If, leaving behind the figurative language, we would have to define the monster ideologically, we could baptise it with a hyphenated name of: Capitalism-Machiavelian-Hobbesian-Darwinian-Pragmatic-Sensual-Success-driven-Neoliberal-Totalitarian-Nihilist-Globalised. In fact, corruption in these times is connected directly with this anti-humanist ethos as follows: 1. Money corrupts as it is the means to satisfy all desires and to achieve success; 2. Money is the end that justifies the opportunistic use of illegitimate and illegal means, in other words, Machiavellian; 3. We are all at war or competing to increase economic power and that’s why the National Interest is at the service of Commercial Interest, above social welfare; 4. With money, not only can we have success, power and prestige, but we can also satisfy this consumerist and obsessive sensualism generated through corporate, massive, manipulating and daily publicity that invades the intimacy of homes and influences ones consciousness.

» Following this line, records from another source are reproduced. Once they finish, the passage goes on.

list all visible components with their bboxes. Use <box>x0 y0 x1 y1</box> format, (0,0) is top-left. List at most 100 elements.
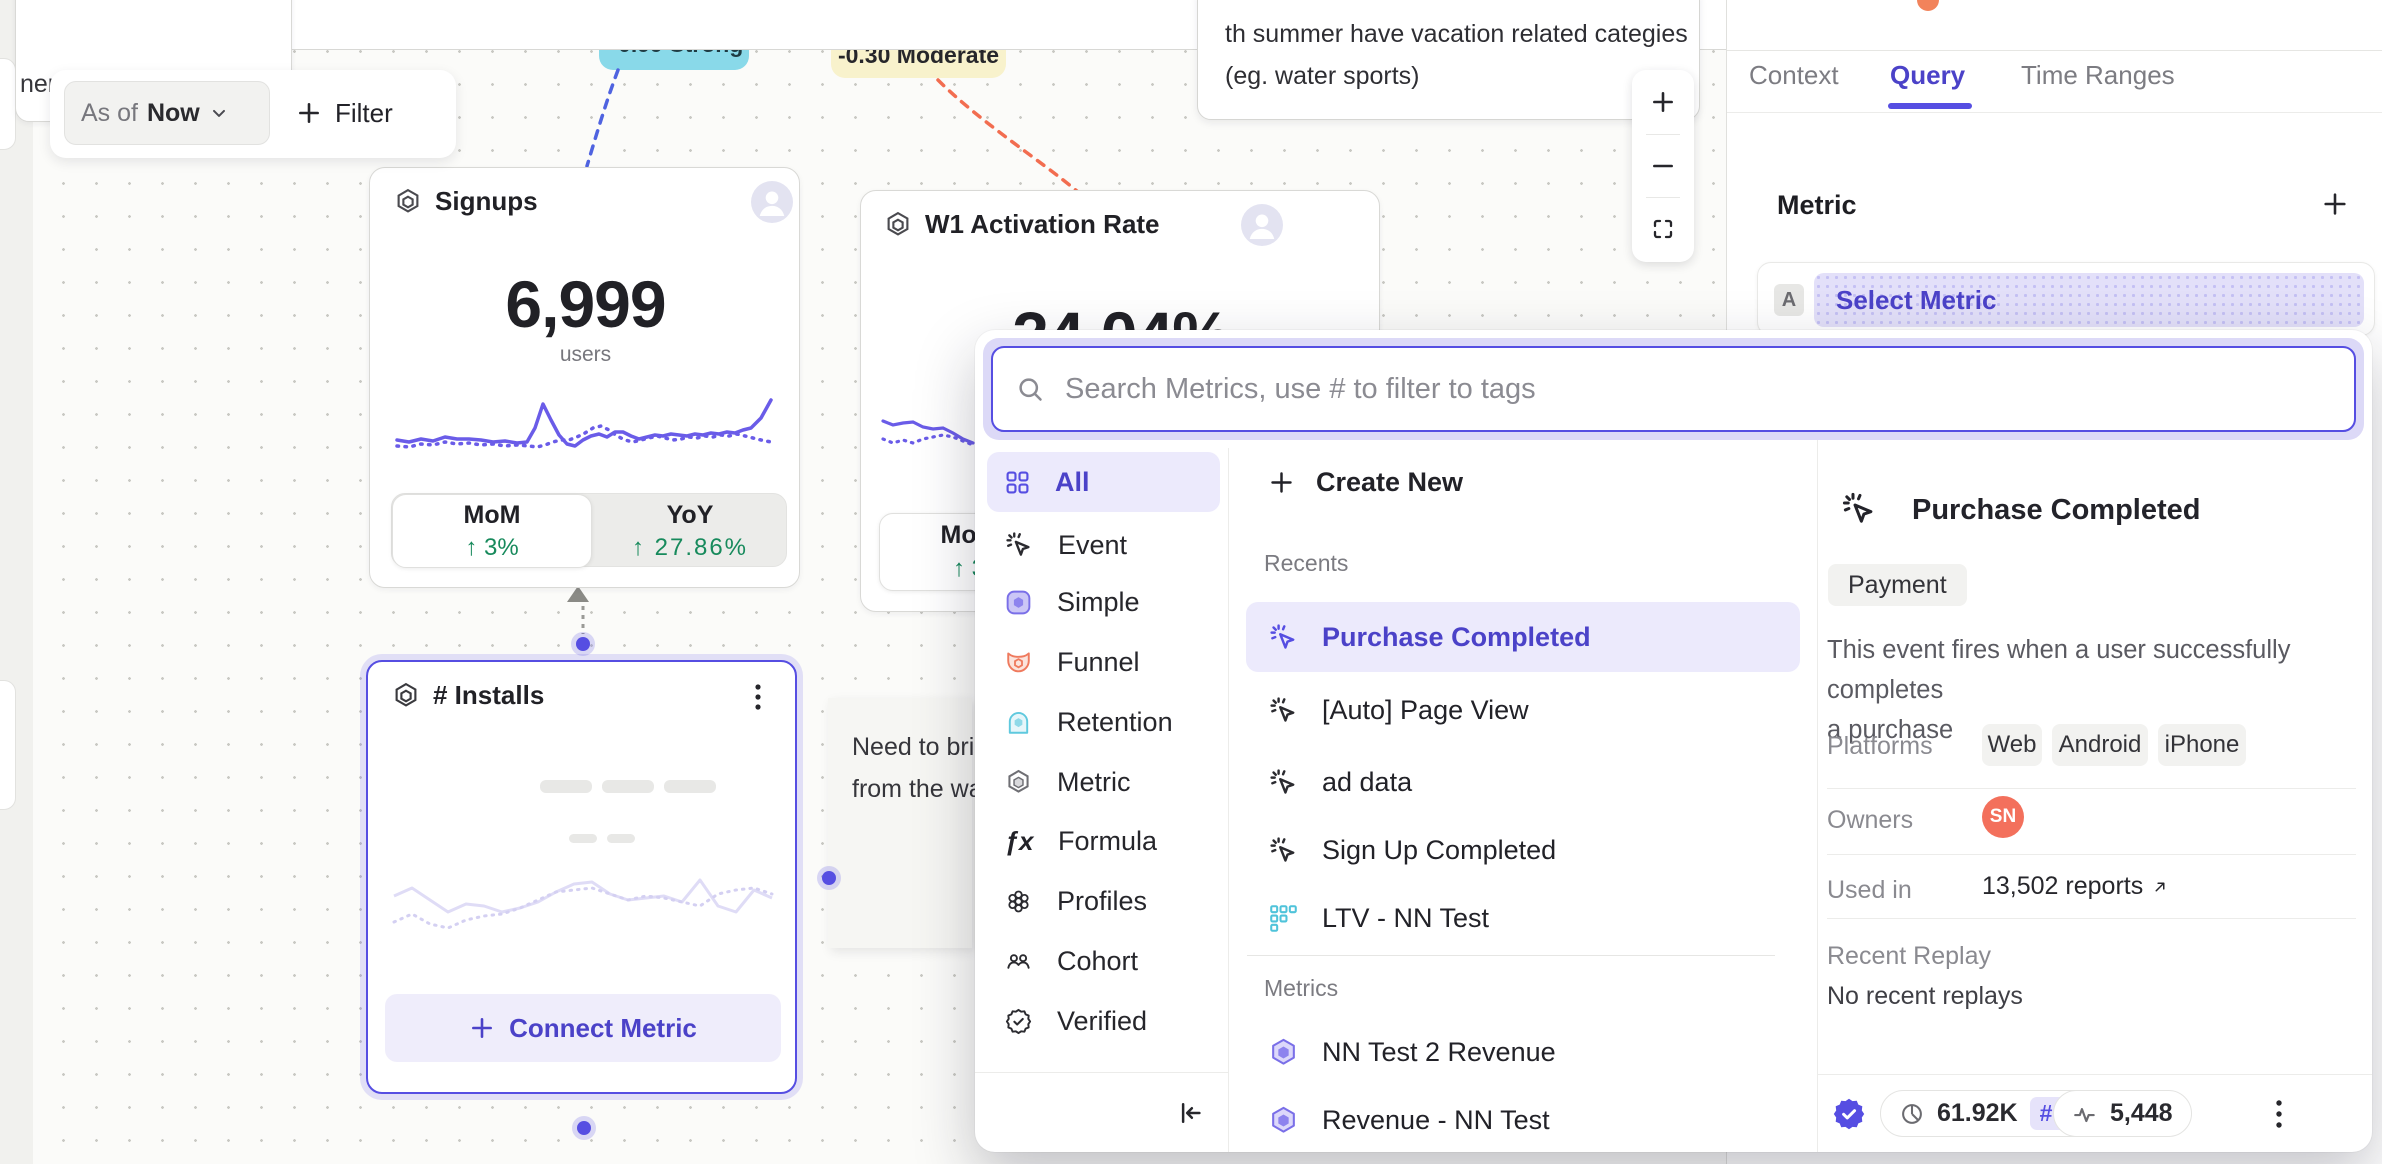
zoom-controls <box>1632 70 1694 262</box>
metric-card-installs[interactable]: # Installs Connect Metric <box>366 660 797 1094</box>
as-of-value: Now <box>146 98 200 127</box>
metric-section-header: Metric <box>1777 190 1857 220</box>
plus-icon <box>299 103 319 123</box>
card-title: # Installs <box>433 680 545 710</box>
fullscreen-icon <box>1653 219 1673 239</box>
detail-divider <box>1827 788 2356 789</box>
formula-icon: ƒx <box>1004 825 1034 856</box>
person-icon <box>1249 214 1275 239</box>
search-field[interactable] <box>991 346 2356 432</box>
minus-icon <box>1653 164 1673 168</box>
connect-metric-button[interactable]: Connect Metric <box>385 994 781 1062</box>
category-all[interactable]: All <box>987 452 1220 512</box>
note-card-summer[interactable]: th summer have vacation related categies… <box>1197 0 1700 120</box>
kebab-menu-icon[interactable] <box>744 680 772 714</box>
left-rail-card[interactable] <box>0 58 16 150</box>
sparkline-chart <box>395 398 773 449</box>
metric-option[interactable]: Purchase Completed <box>1246 602 1800 672</box>
connector-handle[interactable] <box>577 1121 591 1135</box>
recents-header: Recents <box>1264 550 1349 576</box>
metric-option[interactable]: NN Test 2 Revenue <box>1246 1017 1800 1087</box>
platforms-label: Platforms <box>1827 732 1933 760</box>
connector-handle[interactable] <box>576 637 590 651</box>
metric-option[interactable]: [Auto] Page View <box>1246 675 1800 745</box>
category-simple[interactable]: Simple <box>987 573 1220 631</box>
tab-time-ranges[interactable]: Time Ranges <box>2021 60 2175 90</box>
collapse-sidebar-icon[interactable] <box>1175 1098 1205 1128</box>
recent-replay-empty: No recent replays <box>1827 982 2023 1010</box>
category-funnel[interactable]: Funnel <box>987 633 1220 691</box>
event-cursor-icon <box>1006 532 1030 556</box>
volume-pill[interactable]: 5,448 <box>2053 1090 2192 1137</box>
filter-label: Filter <box>335 97 393 128</box>
zoom-out-button[interactable] <box>1632 135 1694 197</box>
skeleton-dash <box>540 780 592 793</box>
zoom-in-button[interactable] <box>1632 70 1694 134</box>
pie-chart-icon <box>1902 1103 1922 1124</box>
yoy-toggle[interactable]: YoY ↑ 27.86% <box>631 500 749 561</box>
category-cohort[interactable]: Cohort <box>987 932 1220 990</box>
category-metric[interactable]: Metric <box>987 753 1220 811</box>
connector-handle[interactable] <box>822 871 836 885</box>
select-metric-pill[interactable]: Select Metric <box>1814 273 2364 327</box>
used-in-link[interactable]: 13,502 reports <box>1982 872 2169 901</box>
metric-unit: users <box>559 343 612 366</box>
metric-option[interactable]: Sign Up Completed <box>1246 815 1800 885</box>
variable-letter-chip: A <box>1774 284 1804 316</box>
event-cursor-icon <box>1270 768 1295 794</box>
metric-option[interactable]: LTV - NN Test <box>1246 883 1800 953</box>
card-title: Signups <box>435 186 538 216</box>
add-metric-button[interactable] <box>2321 190 2349 218</box>
note-text: Need to brin from the wa <box>852 733 989 803</box>
tab-context[interactable]: Context <box>1749 60 1839 90</box>
metric-option[interactable]: Revenue - NN Test <box>1246 1085 1800 1152</box>
metrics-header: Metrics <box>1264 975 1339 1001</box>
category-profiles[interactable]: Profiles <box>987 872 1220 930</box>
search-input[interactable] <box>1063 371 2354 407</box>
plus-icon <box>1271 472 1292 493</box>
owner-avatar[interactable]: SN <box>1982 796 2024 838</box>
mom-toggle[interactable]: MoM ↑ 3% <box>392 494 592 568</box>
note-card-mid[interactable]: Need to brin from the wa <box>828 698 988 948</box>
left-rail-card[interactable] <box>0 680 16 810</box>
sparkline-chart <box>881 419 975 447</box>
avatar[interactable] <box>751 181 793 223</box>
verified-badge-icon[interactable] <box>1830 1095 1868 1133</box>
metric-option-partial[interactable] <box>1246 1138 1800 1152</box>
used-in-label: Used in <box>1827 876 1912 904</box>
filter-button[interactable]: Filter <box>296 86 393 140</box>
funnel-icon <box>1007 651 1030 672</box>
person-icon <box>759 191 785 216</box>
verified-badge-icon <box>1005 1008 1032 1034</box>
event-cursor-icon <box>1842 492 1873 523</box>
category-verified[interactable]: Verified <box>987 992 1220 1050</box>
skeleton-dash <box>664 780 716 793</box>
metric-hexagon-icon <box>1272 1038 1295 1065</box>
avatar[interactable] <box>1241 204 1283 246</box>
metric-picker-modal: All Event Simple Funnel <box>975 330 2372 1152</box>
metric-card-signups[interactable]: Signups 6,999 users MoM ↑ 3% YoY ↑ 27.86… <box>369 167 800 588</box>
profiles-flower-icon <box>1008 890 1029 912</box>
column-divider <box>1228 448 1229 1152</box>
metric-option[interactable]: ad data <box>1246 747 1800 817</box>
tab-query[interactable]: Query <box>1890 60 1966 90</box>
activity-pulse-icon <box>2074 1107 2095 1122</box>
as-of-dropdown[interactable]: As of Now <box>64 81 270 145</box>
tag-chip[interactable]: Payment <box>1828 564 1967 606</box>
kebab-menu-icon[interactable] <box>2265 1095 2293 1133</box>
plus-icon <box>1653 92 1673 112</box>
category-event[interactable]: Event <box>987 516 1220 574</box>
metric-hexagon-icon <box>397 188 419 213</box>
recent-replay-label: Recent Replay <box>1827 942 1991 970</box>
plus-icon <box>472 1018 493 1038</box>
create-new-button[interactable]: Create New <box>1268 467 1463 498</box>
detail-divider <box>1827 918 2356 919</box>
metric-slot-row[interactable]: A Select Metric <box>1757 262 2375 336</box>
fit-view-button[interactable] <box>1632 198 1694 260</box>
category-retention[interactable]: Retention <box>987 693 1220 751</box>
metric-value: 6,999 <box>505 267 666 341</box>
metric-hexagon-icon <box>1272 1106 1295 1133</box>
canvas-toolbar: As of Now Filter <box>50 70 456 158</box>
category-formula[interactable]: ƒx Formula <box>1004 825 1158 856</box>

On accepting a state of war, competition and survival-of-the-fittest as a definition of relationships between nations and individuals, and in the absence of a truly democratic world and national order in politics, a leviathan is enthroned, a global para-state that is established by force and legalised through international organisms, formal democracies or regimes without true social representation and effective public monitoring. By massively projecting this individualist-selfish paradigm that promises much more than it delivers, social consciousness remains impregnated with the spiritual smog of corruption. And that is the human landscape that we can see in this historical moment in which the process of social atomisation, environmental imbalance, political misrule and cultural disintegration are accentuating.
So, it shouldn’t be surprising then that in the frame of a profoundly unhinged era in which the social and moral capital of the masses is in a critical situation that the motley, polymorphic and astute face of corruption gains ground around the world. Fortunately we increasingly see the face of the monster and that will be the historical start of its banishment and its final end.